Yojimbo

Toshiro Mifune: El actor japonés más popular en Cuba

Mar, 06/16/2020

Desde la pantalla, con su desaliñado aspecto, provocó nuestra risa al rascarse frenéticamente, o vestido con el atuendo de samurái, sus gritos, sablazos y saltos nos estremecieron. Toshiro Mifune, de quien conmemoramos el centenario de su natalicio el primero de abril de 2020, devino figura mítica no solo en nuestro ámbito: sus personificaciones de samuráis terminaron por sustituir en las carteleras de los cines cubanos en los años 60 y 70 del Siglo de Lumière al arquetípico cowboy de las películas norteamericanas del Oeste. Encarnó hombres que se valen de su fuerza y destreza verdaderas y que generalmente luchan por causas justas.

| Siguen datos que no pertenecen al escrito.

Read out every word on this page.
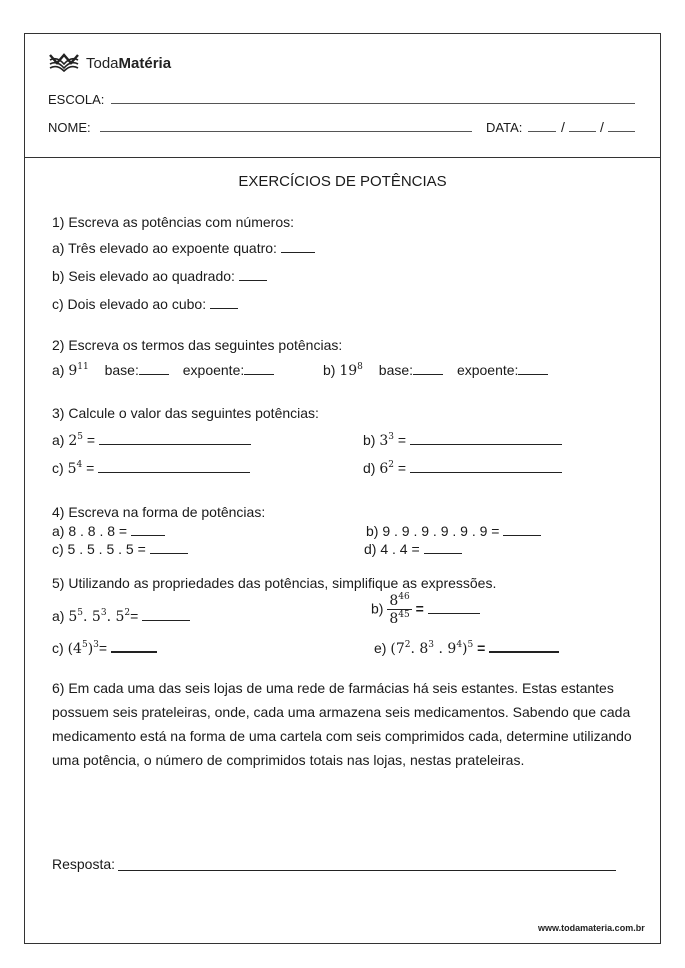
TodaMatéria
ESCOLA:
NOME:	DATA:	/	/
EXERCÍCIOS DE POTÊNCIAS
1) Escreva as potências com números:
a) Três elevado ao expoente quatro:
b) Seis elevado ao quadrado:
c) Dois elevado ao cubo:
2) Escreva os termos das seguintes potências:
a) $9^{11}$ base:	expoente:	b) $19^8$ base:	expoente:
3) Calcule o valor das seguintes potências:
a) $2^5$ =	b) $3^3$ =
c) $5^4$ =	d) $6^2$ =
4) Escreva na forma de potências:
a) 8 . 8 . 8 =	b) 9 . 9 . 9 . 9 . 9 . 9 =
c) 5 . 5 . 5 . 5 =	d) 4 . 4 =
5) Utilizando as propriedades das potências, simplifique as expressões.
a) $5^5$. $5^3$. $5^2=$	$b) \frac{8^{46}}{8^{45}}$ =
c) $(4^5)^3=$	e) ($7^2$. $8^3$ . $9^4)^5$ =
6) Em cada uma das seis lojas de uma rede de farmácias há seis estantes. Estas estantes
possuem seis prateleiras, onde, cada uma armazena seis medicamentos. Sabendo que cada
medicamento está na forma de uma cartela com seis comprimidos cada, determine utilizando
uma potência, o número de comprimidos totais nas lojas, nestas prateleiras.
Resposta:
www.todamateria.com.br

Contrariamente a la creencia general, Toshiro Mifune no nació en Japón, sino en Tsingtao, China. Siendo muy joven, sus padres de origen nipón retornaron a su país. Tras permanecer activo por 5 años en el servicio militar, hasta el fin de la Segunda Guerra Mundial, Toshiro no encontraba trabajo. Solicitó empleos en diversos lugares hasta que finalmente lo halló en la compañía productora cinematográfica Toho, como auxiliar de camarógrafo, a los 25 años de edad.

Su debut como actor en el cine ocurrió en 1946, cuando el director Senkichi Taniguchi advirtió la prestancia y el dinamismo de aquel joven y le ofreció un pequeño papel, el de un simple bandolero en su película Estos tiempos tontos. Satisfecho con su labor, al año siguiente volvió a llamarlo para Sendero nevado, en el que le confió un personaje con mayor protagonismo. Esta película fue vista por el realizador Akira Kurosawa, quien decidió contratar a Mifune para la cinta El ángel ebrio (1948), sobre la relación entre un gánster de la mafia japonesa, laYakuza, enfermo de tuberculosis, y el médico alcohólico que lo atiende.

Así comenzó su brillante carrera ante las cámaras y, al mismo tiempo, surgió uno de los binomios intérprete-director más famosos, sólidos y duraderos en la historia del cine. Kurosawa ya no puede prescindir de él y le asigna un papel en su siguiente película: El duelo silencioso (1949). A continuación, lo une a Takashi Shimura —otro de sus actores preferidos—, en su segunda incursión en el cine negro: El perro rabioso (1949), acerca de un joven detective al que le roban la pistola, y en el drama Escándalo (1949). Pero no es hasta la irrupción de Rashomon (1950), en el Festival de Venecia, que provoca el sorprendente descubrimiento del cine japonés por Occidente y, con este, de un autor tan prolífico y relevante y un actor imposible de olvidar como el bandido enjuiciado por asesinar a un señor feudal y violar a su esposa.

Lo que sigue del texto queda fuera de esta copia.